The authors, Howard H. Garrison, PhD, Louis B. Justement, PhD, and Susan A. Gerbi, PhD, found that the number of postdoctoral fellows in the biological or biomedical sciences at doctorate-granting institutions in the United States increased annually from 1979 through 2010. However, the postdoctoral population decreased from 40,970 in 2010 to 38,719 in 2013. Although the authors found declines in postdoctoral fellows among men and women as well as among U.S. citizens and foreign postdocs, U.S. men experienced the sharpest decline, dropping by 10.4 percent.
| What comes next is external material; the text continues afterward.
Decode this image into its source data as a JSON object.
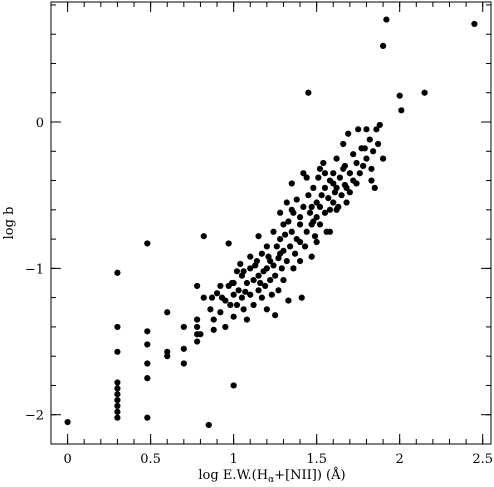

The decrease in the postdoctoral population did not correlate with reductions in graduate students or visas for foreign workers. But the findings may be consistent with reductions in the number of research grants, independent laboratories, and job announcements during the same time period.
“For some newly minted PhD students, eschewing a postdoc may reflect a rational response to a tight academic labor market with low compensation and uncertain prospects for success,” said lead author Howard Garrison.